At last season’s All-Star break, the Phoenix Suns were 18-39 with the second-worst record in the league. Seven-and-a-half games and seven teams stood between them and the playoffs despite the fact that their best players had been pretty healthy. To that point, sophomore shooting guard Devin Booker played in all but one game and TJ Warren was staying on the court after missing a month due to a strange head injury.

The biggest development was Eric Bledsoe’s health because after missing 51 games in 15-16 and 39 in 13-14 (with a healthy season in the middle), the 27-year-old point guard had only missed one game and that was for scheduled rest shortly before the All-Star break.

Those factors put Phoenix in an unenviable but still workable situation as a team stuffed with young players not ready to be competitive in a stacked Western Conference. They had avoided spending a ton of long-term money that off-season (just Jared Dudley for three years and $30 million, which has not turned out beautifully but was still comparatively solid for 2016’s spending bonanza) but would have limited flexibility since they still had to pay Tyson Chandler and Brandon Knight through 2019 and 2020, respectively, while some of their young players were moving off rookie scale contracts.

The Phoenix front office had plenty of clear indications about where they were as a franchise. After all, they selected two of the youngest players in the entire 2016 draft after doing well with a very young Booker the year before. Whether or not Booker, Dragan Bender, Marquese Chriss and their remaining picks worked out, it was going to take a while.

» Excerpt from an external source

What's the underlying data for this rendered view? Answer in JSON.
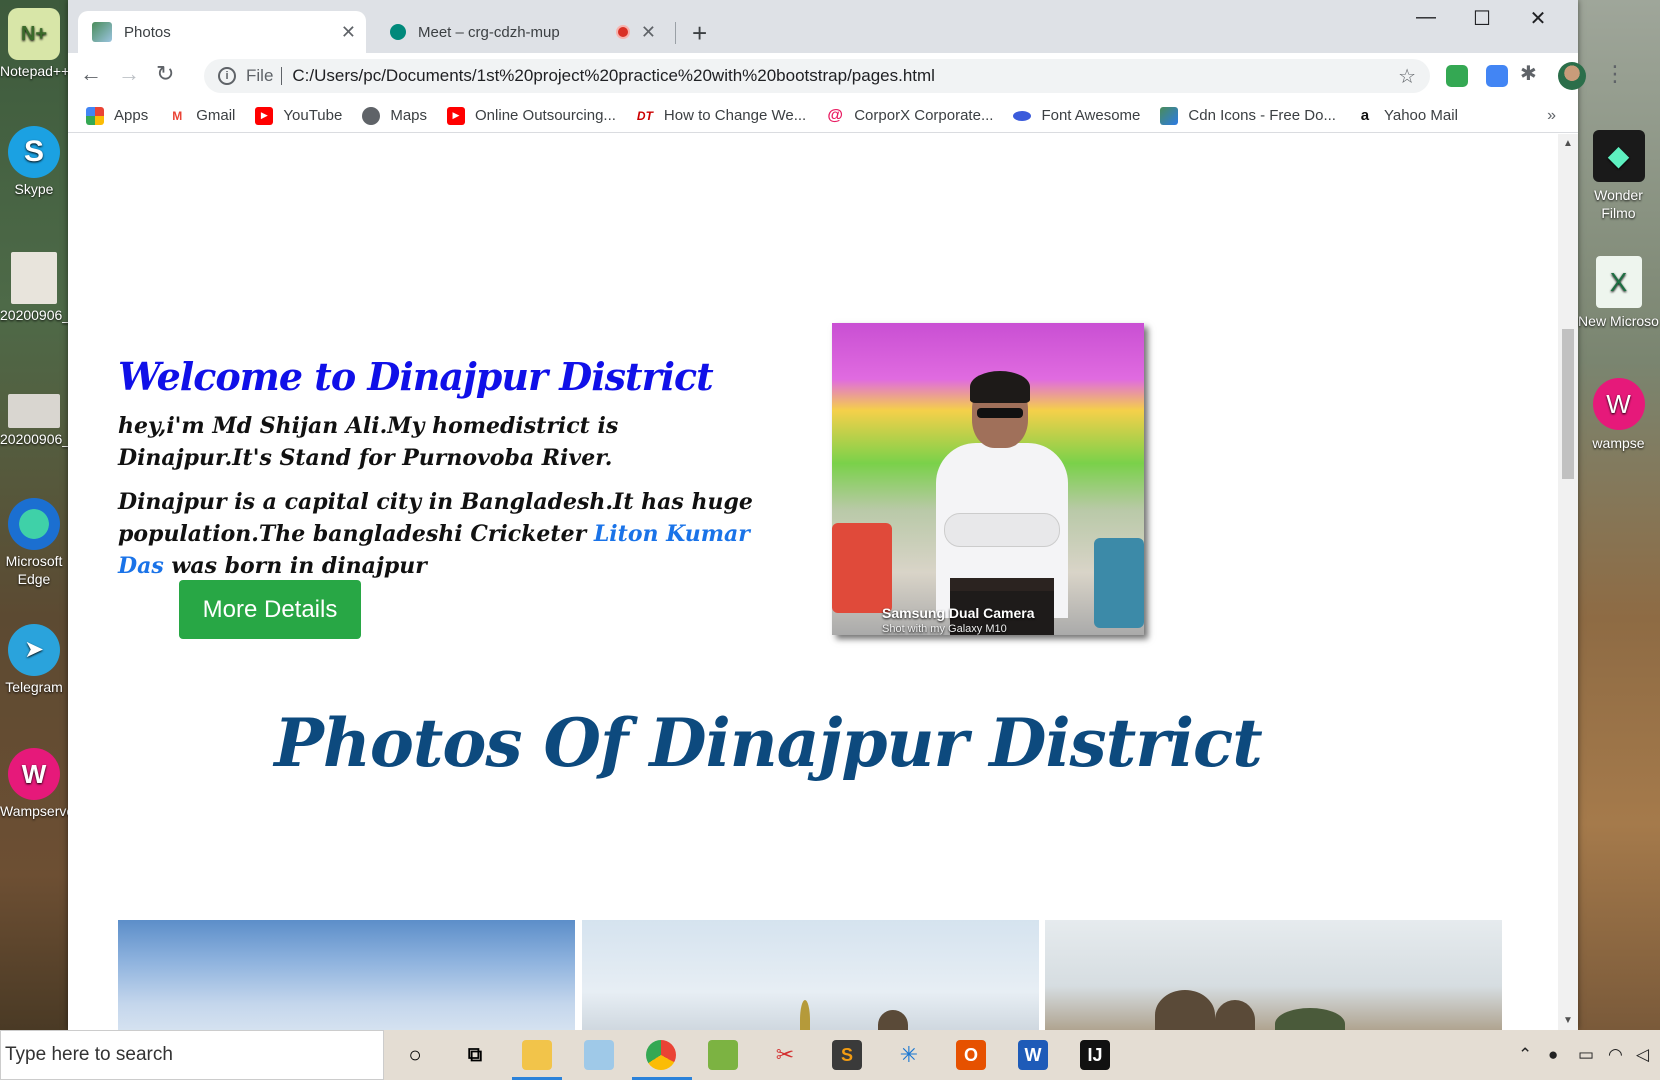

At that same point, the Suns had a critical mass of veterans ill suited for a process that would take that long. Some would be able to mentor the young players but they did not need established players at every position to fulfill that purpose. Fortunately, the Suns’ books gave a clear guiding light for how to resolve the situation because no team was going to take on Knight or Chandler’s albatrosses of contracts without serious assets and that would have been a horrendous use of resources for a very young team. Dudley was more on the margin but an additional two and a half years at about $10 million per season, though GM Ryan McDonough was smart to have his contract decline each season, was too rich for too long.

That left Bledsoe as the perfect trade piece, an unambiguously good player in or close to his prime on an incredibly team-friendly contract. While teams could never totally wash away Bledsoe’s injury concerns, being healthy for the whole season to that point was as good as he would ever look from that perspective. Furthermore, while point guard has become a very saturated position around the league, horrendous recent seasons demonstrated the necessity of having at least one lead ball-handler on roster.

It was also obvious why Bledsoe was a poor long-term fit with the Suns. They were a construction project in the early stages and he was a finished product ready to be part of something bigger who had already experience the playoffs as a young Clipper. By the time his teammates were ready, Bledsoe would be close to thirty with the chance to leave as an unrestricted free agent in 2019 even if Phoenix wanted to bring him back.

Bledsoe’s contract drove his value even higher. In February, teams would have had two and a half regular seasons and three potential playoff runs on a contract paying him less than $15 million per season, a number that looking almost comically out of scale with the ridiculous contracts signed the previous summer due to the rapidly rising salary cap. Bledsoe was only making $2.5 million more than Jeremy Lin and the newly signed Net was both a clearly inferior player at the same position and one of 2016’s best bargain signings.

While it is impossible to know what offers were on the table in February, it was a superior time to move Bledsoe. After all, trading for him then would have given the acquiring team the rest of the regular season and playoffs if they qualified to figure out Bledsoe’s place and fit before the 2017 offseason, additional value worth paying for in assets. The 16-17 season was also unusual because both conferences had wide-open races for at least one playoff spot so there were more franchises in the mix. That was also before the 2017 draft class added a series of capable and intriguing young point guards to the pool, though that understanding may have kept some teams out of the bidding.

Instead, McDonough kept Bledsoe in February. Less than one month later, the Suns were clearly out of the playoff chase and elected to sit a healthy Bledsoe for the entire final month of the season in a race to the bottom of the standings. That unsurprisingly alienated Bledsoe and set the table for finally trading him in November for Greg Monroe and an eventual first round pick from Milwaukee.

There is not enough publicly known about what the Suns were offered at the February deadline to say definitively that they made a mistake waiting but that choice created a series of events that was simultaneously predictable, damaging and avoidable. Even if moving a talented player on a good contract was unpalatable at the time, it was not a situation that was going to resolve with bringing back the same super young roster plus one high draft pick.

Being a general manager is an incredibly hard job with competing pressures and it is worth remembering that owner Robert Sarver gave McDonough a contract extension this summer and we cannot know if that happens if he trades Bledsoe at the deadline. That said, the Eric Bledsoe situation certainly appears to be a teachable moment about the importance of honesty in self-evaluation for front offices because failure to do so can lead to serious consequences.